CCPCW: Cyber Crime Prevention against Women And Children

The Union Home Ministry has launched a portal named “Cyber Crime Prevention against Women and Children” (CCPCW) where victims can report online sexual abuse, incidents of rape, child sexual abuse content from anonymous sources, etc. It allows us to report the abuse of objectionable content and also provides the victims with counselling. Individuals can freely approach this portal for reporting the cases. It provides for the duty of the state in prevention, detection and investigation of cyber offences through the law enforcement machinery. The online portal to report cybercrime cases has also been made operational.

The current legislation is insufficient and offers unpredictable answers to questions like the offender’s motivation, consent of the victim at private/public places. All this put together makes it difficult for the police and lawyers to understand the situation and is also unsatisfactory to the victims.

Steps That Could Be Taken

The Government must introduce an amendment in the Information Technology Act, 2000, to criminalize ‘image-based sexual abuse’ including all non-consensual distribution and creation of explicit sexual content, pornographic content, including altered images and threat messages. They should also provide for anonymity of the complainant. The cyber flashing law must be made gender-neutral as even the male and transgender persons could become a potential victim.

Education and awareness about such cyber crimes are required for all stakeholders, be it parents, children and even school teachers. Capacity-building should be done. To combat this menace we not only need a law but also need a competent technology to deal with it.[iii]

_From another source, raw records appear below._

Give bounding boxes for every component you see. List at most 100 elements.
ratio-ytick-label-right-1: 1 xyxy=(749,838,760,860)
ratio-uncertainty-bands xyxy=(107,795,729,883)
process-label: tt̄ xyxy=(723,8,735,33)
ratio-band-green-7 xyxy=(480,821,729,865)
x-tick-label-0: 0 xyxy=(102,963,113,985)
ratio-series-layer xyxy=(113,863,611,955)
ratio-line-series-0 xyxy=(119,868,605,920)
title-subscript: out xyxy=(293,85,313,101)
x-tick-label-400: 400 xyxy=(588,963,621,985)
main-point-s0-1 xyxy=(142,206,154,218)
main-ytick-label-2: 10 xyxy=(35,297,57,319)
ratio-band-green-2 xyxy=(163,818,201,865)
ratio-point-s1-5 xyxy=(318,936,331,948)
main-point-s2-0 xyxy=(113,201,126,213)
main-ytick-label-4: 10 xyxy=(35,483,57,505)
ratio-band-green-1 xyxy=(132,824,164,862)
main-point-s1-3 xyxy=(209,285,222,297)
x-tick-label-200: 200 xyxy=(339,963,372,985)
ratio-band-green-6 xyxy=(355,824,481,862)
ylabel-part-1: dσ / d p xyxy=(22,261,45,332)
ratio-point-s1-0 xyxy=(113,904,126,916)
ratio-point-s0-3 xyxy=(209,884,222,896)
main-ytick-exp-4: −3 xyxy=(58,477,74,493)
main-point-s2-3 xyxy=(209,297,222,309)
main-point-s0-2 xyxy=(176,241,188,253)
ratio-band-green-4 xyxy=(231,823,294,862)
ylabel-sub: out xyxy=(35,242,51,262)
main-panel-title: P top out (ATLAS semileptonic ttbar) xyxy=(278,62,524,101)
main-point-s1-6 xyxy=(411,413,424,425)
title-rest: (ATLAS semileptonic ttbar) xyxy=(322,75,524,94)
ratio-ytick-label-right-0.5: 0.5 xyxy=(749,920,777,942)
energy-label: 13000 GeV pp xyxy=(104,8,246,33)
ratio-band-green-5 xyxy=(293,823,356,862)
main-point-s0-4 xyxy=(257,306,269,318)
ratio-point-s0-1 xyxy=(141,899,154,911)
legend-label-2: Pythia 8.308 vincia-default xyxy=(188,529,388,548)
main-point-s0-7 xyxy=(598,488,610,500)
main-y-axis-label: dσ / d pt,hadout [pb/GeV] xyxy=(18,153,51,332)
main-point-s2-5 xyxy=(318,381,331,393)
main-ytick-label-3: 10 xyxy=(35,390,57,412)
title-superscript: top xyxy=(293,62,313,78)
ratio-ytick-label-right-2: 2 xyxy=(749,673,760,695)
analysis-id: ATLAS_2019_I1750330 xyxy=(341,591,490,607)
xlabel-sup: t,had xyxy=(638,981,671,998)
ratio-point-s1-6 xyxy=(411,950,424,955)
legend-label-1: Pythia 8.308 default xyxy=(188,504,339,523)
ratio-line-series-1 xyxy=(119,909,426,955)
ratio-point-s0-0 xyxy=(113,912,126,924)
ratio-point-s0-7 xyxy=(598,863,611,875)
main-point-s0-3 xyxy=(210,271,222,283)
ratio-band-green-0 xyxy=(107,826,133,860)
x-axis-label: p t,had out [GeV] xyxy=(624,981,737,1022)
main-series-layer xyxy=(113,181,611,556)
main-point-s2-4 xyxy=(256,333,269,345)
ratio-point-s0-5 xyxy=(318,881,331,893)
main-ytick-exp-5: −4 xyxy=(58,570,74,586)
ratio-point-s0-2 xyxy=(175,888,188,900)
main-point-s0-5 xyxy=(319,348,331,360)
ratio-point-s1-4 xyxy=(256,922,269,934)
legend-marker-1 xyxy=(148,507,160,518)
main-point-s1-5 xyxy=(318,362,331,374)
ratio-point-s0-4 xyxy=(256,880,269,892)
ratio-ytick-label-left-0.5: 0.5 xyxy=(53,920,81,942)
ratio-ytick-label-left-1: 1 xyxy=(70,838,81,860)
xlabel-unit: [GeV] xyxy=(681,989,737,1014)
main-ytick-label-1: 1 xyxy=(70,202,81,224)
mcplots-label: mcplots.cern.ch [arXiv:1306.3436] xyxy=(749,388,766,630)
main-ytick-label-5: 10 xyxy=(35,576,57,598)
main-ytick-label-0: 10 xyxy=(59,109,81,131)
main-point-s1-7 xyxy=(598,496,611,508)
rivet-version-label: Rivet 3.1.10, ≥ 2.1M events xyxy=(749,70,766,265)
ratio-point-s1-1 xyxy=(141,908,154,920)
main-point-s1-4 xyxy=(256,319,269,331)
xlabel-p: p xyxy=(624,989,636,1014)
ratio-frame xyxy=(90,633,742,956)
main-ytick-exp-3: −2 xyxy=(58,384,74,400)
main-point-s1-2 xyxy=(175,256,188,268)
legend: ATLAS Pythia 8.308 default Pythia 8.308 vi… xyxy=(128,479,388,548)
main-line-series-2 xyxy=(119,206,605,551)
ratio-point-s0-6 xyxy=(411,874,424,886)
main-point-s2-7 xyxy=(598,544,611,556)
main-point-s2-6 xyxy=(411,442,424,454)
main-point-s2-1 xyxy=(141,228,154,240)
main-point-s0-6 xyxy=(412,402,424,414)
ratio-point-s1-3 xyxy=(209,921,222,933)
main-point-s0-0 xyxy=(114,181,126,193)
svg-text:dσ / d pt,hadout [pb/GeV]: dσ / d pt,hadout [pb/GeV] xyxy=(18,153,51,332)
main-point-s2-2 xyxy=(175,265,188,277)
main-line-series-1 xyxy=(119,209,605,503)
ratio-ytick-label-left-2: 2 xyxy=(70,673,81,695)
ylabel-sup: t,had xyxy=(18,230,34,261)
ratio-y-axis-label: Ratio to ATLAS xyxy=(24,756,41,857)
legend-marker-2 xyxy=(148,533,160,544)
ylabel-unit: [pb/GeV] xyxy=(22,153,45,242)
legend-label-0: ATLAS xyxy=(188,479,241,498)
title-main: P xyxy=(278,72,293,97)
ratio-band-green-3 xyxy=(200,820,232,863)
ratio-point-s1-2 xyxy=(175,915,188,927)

The frequently changing ways in which we are using technology to communicate is having a massive influence on our lives and that of family. Having a law that penalizes cyber flashing would deter the to-be offenders, thus, paving a way for the creation of a safe and secured online platform for all.

Specific provisions would also act as a tool for the victims to report incidents of cyber flashing and will also provide the authorities with a framework to deal with such offences. Required training and awareness can also be undertaken for the police personnel and other stakeholders to understand the situation better.

[i] Gail Hornor, Child and Adolescent Pornography Exposure, Journal of Pediatric Health Care (March/April 2020).

[ii] Japleen Pasricha, Cyber Crimes against Women & Minorities on Social Media, Feminism in India (2016).

[iii] S.V. Joga Rao, Law of Cyber Crimes & Information Technology Law 215, Wadhwa & Co., Ed. 1 (2004).